Что такое серфинг для грабителей банков, маскирующихся под бывших президентов США? Это чувство безграничной свободы, желание показать, что человеческий дух не умер, это желание быть сверхчеловеком, смелость бросить вызов закону. Для главного героя фильма — сотрудника ФБР Джона Юты (Киану Ривз) внедрение в группу серфингистов оказалось посвящением в субкультуру desperados 96. Бигелоу развернула настоящий праздник мужества при помощи широких линз и 35 миллиметровой пленки 97. Романтика и желание бросить вызов стихии океана или увидеть землю с высоты птичьего полета (грабители-серфингисты еще и любили прыгать с парашютов) делали преступников по-своему привлекательными, напоминающими о свободолюбивых Бонни и Клайде 98, особенно когда они надевали резиновые маски президентов и начинали отпускать шуточки в адрес случайно попавшихся у них на пути бедолаг. Отлично заметил экс-редактор журнала Film Comment Гевин Смит в интервью: «В „На гребне волны“ вы предложили глубоко сатирический и политически выверенный спектакль с Рональдом Рейганом, который, используя шланг с бензином, импровизирует огненный взрыв на бензоколонке, затем бежит через задние дворы и гостиные обычных американцев, преследуемый Киану Ривзом, от народа, — это наиболее вопиющая критика 80-х, которую мне довелось видеть». Кэтрин Бигелоу в ответ: «В этом сказочность кино. Оно позволяет работать сразу на нескольких уровнях смысла. Если бы ты просто давал критику предшествующего десятилетия, это было бы дидактично и болезненно. Сатира имеет огромный потенциал» 99.
В маске Рональда Рейгана действовал главный оппонент героя Ривза — Бодхи (Патрик Суэйзи), главарь банды грабителей, с которым у героя было своего рода притяжение. Это, в свою очередь, позволило киноведу Шону Рэдмонду 100 заговорить и о гомоэротизме картины, и о ее причастности к квир-культуре, и, наконец, о том, что этот фильм являет собой вариацию «боди-жанра», делающего акцент на эротической игре красивых мужских тел. Бодхи убеждал подельников не избавляться от фэбээровца, после того как тот оказался вычислен, и словно бы вступал с ним в завораживающий поединок. «Мы покажем им, что человеческий дух все еще жив!» — произносил он сакраментальную фразу, которая делала весь фильм. Для героя Ривза опыт общения с серфингистами оказался трансгрессивным. Выполнив задание, он не мог больше оставаться на службе закона. Однако дело было не только в этом. Бигелоу показывала субкультуру, которая радикально отвергала американскую рэйганомику и издевалась над ней и над американским образом жизни, в котором деньги казались панацеей. Из этой Америки хотелось бежать, как бежали из нее в Мексику серфингисты, по дороге теряя товарищей и награбленные банкноты. Но бежать из нее не удавалось, поскольку времена Бонни и Клайда прошли и сотрудники ФБР спокойно могли отыскивать преступников в близлежащих странах. К тому же ограбление банков обходилось без жертв только до поры до времени. Субкультура показала себя во всей жестокости. Ближе к финалу Бигелоу будто переворачивала весь сюжет, заставляя симпатизировать только простым американцам, которых в сатирическом измерении ее фильма притесняли со всех сторон — и со стороны бандитов, и со стороны истеблишмента. Она показывала, как уязвимы простые люди перед возможным насилием и злом и как оно близко ходит возле каждого.
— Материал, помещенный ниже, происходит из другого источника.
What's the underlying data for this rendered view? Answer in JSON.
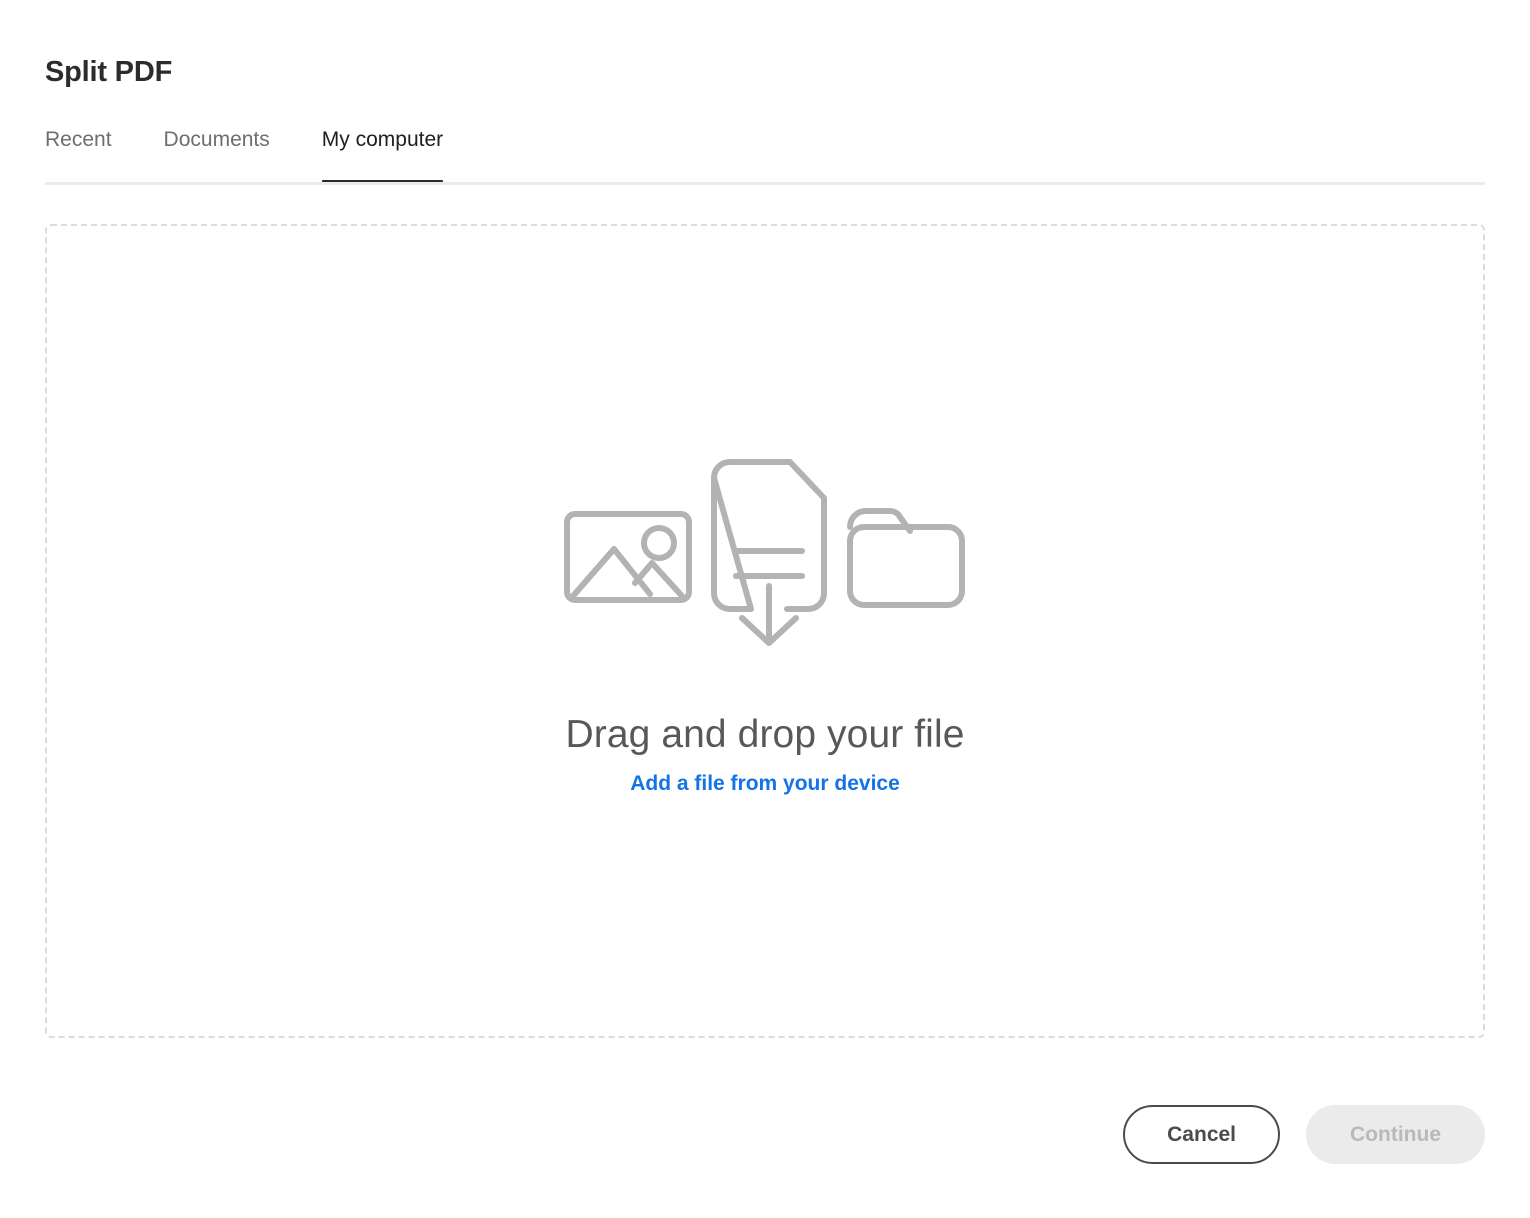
{
  "header": {
    "title": "Split PDF"
  },
  "tabs": [
    {
      "label": "Recent",
      "active": false
    },
    {
      "label": "Documents",
      "active": false
    },
    {
      "label": "My computer",
      "active": true
    }
  ],
  "dropzone": {
    "heading": "Drag and drop your file",
    "link_label": "Add a file from your device",
    "icons": [
      "image-icon",
      "document-download-icon",
      "folder-icon"
    ]
  },
  "footer": {
    "cancel_label": "Cancel",
    "continue_label": "Continue",
    "continue_disabled": true
  },
  "colors": {
    "accent_link": "#1473e6",
    "title_text": "#2c2c2c",
    "tab_inactive": "#6e6e6e",
    "tab_active_underline": "#2c2c2c",
    "dashed_border": "#dcdcdc",
    "icon_gray": "#b3b3b3",
    "heading_gray": "#585858",
    "cancel_border": "#4b4b4b",
    "continue_bg": "#ebebeb",
    "continue_text": "#b9b9b9"
  }
}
«Фильм — это слеза на структуре общества» — защищалась любимой цитатой из Ролана БартаІОІ Кэтрин Бигелоу и саркастически смеялась, когда рассуждения интервьюеров о ее «апокалиптической экстраваганце» «Странные дни» (Strange Days, 1995) замыкались на поиске киноцитат из Альфреда Хичкока или Ридли Скотта. Время и место событий tech-noir «Странные дни» — последние сутки тысячелетия, Лос-Анджелес. Этот город, более, чем какой-либо другой, перенасыщенный как скандальным, так и фантастическим и, возможно, отчетливее, чем другие, заглядывающий в будущее, в предсказаниях Бигелоу кажется местом невосходящего солнца, грязным вокзалом для всех народов, кладбищем «фабрики грез», гигантской площадкой для всенародного новогоднего празднества. Здесь, в тесноте, буйстве смерти и карнавала, измена маскируется под любовь, но при приближении камеры раскрывается междоусобными битвами, разборками и дележом. Невидимое для людей движение Времени, отмечающее на экране, как на дисплее компьютера, приближение к роковому рубежу тысячелетий, сгущает саспенс, только люди по-прежнему не меняются. Под знаком вечности пребывает их копошение, оставляющее неизменной метафору Вавилона.